During a future flood emergency, the rice market system is likely to respond as it did in 2011; that is, prices will increase slightly, due mainly to transport issues but also to some damages to rice stocks and the anticipation of large-scale destruction of the nearly mature rice crop. Nonetheless, the rice market system in Badin should be able to provide the needed volume of rice during and after the flood emergency. Meanwhile, even if the September/October harvest is severely affected by the floods, as long as even a small percentage (10% +) of the normal harvest can be salvaged, the district should still have more than enough rice with which to meet local demand, provided that exports for that year are cancelled, as they were in 2011. However, the flooding will likely lead to massive damage to and blockages of key transportation infrastructure that will impede the movement of rice from one part of the district to another and that will affect the entire market chain, from rice mills to market retailers to tenant farmers. These very serious transportation challenges must be addressed if the market is to effectively supply the flood-affected population with the rice that they require during and after the flood.
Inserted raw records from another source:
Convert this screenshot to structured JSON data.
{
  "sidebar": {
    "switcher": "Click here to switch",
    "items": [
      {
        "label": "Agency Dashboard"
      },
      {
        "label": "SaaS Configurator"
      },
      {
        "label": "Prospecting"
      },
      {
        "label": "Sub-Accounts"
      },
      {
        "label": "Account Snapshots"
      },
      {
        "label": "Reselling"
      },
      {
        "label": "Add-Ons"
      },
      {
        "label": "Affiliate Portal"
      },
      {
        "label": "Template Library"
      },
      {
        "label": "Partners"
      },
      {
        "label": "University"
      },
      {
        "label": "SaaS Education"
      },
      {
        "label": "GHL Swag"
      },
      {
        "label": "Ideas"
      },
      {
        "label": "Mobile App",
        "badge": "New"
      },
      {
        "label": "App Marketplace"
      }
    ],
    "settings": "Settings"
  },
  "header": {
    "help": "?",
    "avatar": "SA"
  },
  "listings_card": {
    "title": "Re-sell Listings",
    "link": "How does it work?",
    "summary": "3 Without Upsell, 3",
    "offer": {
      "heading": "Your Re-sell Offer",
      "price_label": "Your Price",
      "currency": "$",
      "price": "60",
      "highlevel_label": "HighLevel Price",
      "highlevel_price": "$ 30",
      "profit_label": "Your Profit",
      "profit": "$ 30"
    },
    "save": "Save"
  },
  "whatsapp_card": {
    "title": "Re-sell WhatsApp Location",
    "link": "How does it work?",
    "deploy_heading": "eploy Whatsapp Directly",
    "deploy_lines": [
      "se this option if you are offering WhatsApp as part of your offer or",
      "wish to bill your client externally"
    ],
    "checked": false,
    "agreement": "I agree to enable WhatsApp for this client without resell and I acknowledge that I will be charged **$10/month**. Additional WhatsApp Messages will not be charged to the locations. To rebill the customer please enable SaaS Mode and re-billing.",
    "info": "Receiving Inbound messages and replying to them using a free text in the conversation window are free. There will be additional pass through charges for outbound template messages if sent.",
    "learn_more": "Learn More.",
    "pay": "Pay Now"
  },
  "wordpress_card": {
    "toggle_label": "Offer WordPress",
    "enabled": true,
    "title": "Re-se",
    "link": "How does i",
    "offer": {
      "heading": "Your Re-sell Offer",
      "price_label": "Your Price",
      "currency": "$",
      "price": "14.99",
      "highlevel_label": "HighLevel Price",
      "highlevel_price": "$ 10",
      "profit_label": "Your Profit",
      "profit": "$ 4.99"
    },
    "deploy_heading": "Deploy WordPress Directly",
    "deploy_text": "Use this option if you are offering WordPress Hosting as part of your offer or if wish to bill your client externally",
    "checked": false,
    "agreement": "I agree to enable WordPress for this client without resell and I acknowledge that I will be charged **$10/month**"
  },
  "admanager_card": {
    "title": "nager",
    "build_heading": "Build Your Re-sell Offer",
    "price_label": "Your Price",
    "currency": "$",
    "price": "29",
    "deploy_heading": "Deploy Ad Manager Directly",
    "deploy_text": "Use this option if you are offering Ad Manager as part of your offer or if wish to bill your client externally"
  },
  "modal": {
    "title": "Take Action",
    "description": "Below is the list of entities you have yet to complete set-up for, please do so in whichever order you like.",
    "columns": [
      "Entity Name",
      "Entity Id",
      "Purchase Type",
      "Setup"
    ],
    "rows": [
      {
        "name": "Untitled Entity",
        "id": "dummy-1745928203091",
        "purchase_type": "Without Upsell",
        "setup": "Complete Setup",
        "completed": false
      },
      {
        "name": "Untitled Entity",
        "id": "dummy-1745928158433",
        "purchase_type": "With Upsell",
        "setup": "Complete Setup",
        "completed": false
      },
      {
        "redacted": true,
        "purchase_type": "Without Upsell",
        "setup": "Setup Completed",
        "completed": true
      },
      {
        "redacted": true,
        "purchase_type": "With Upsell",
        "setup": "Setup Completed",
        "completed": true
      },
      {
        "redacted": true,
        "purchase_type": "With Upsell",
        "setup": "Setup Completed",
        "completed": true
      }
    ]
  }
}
For a future humanitarian response, this report recommends in-kind provision of locally procured rice to the most vulnerable households for the first month of intense flooding, to be replaced by unconditional cash grants to cover rice needs until the harvest in March/April, along with support to selected retailers to transport rice efficiently. It also recommends several activities focused on emergency preparedness, including a mapping and communication exercise focused on identifying key transport routes and land areas that are vulnerable to flooding; the development and implementation of longer-term agricultural development/poverty eradication programs to begin addressing the underlying power inequality in rice production in Badin District; and advocacy at the national-level food security cluster for consistent provision of the complete caloric requirements for the poorest households in emergencies.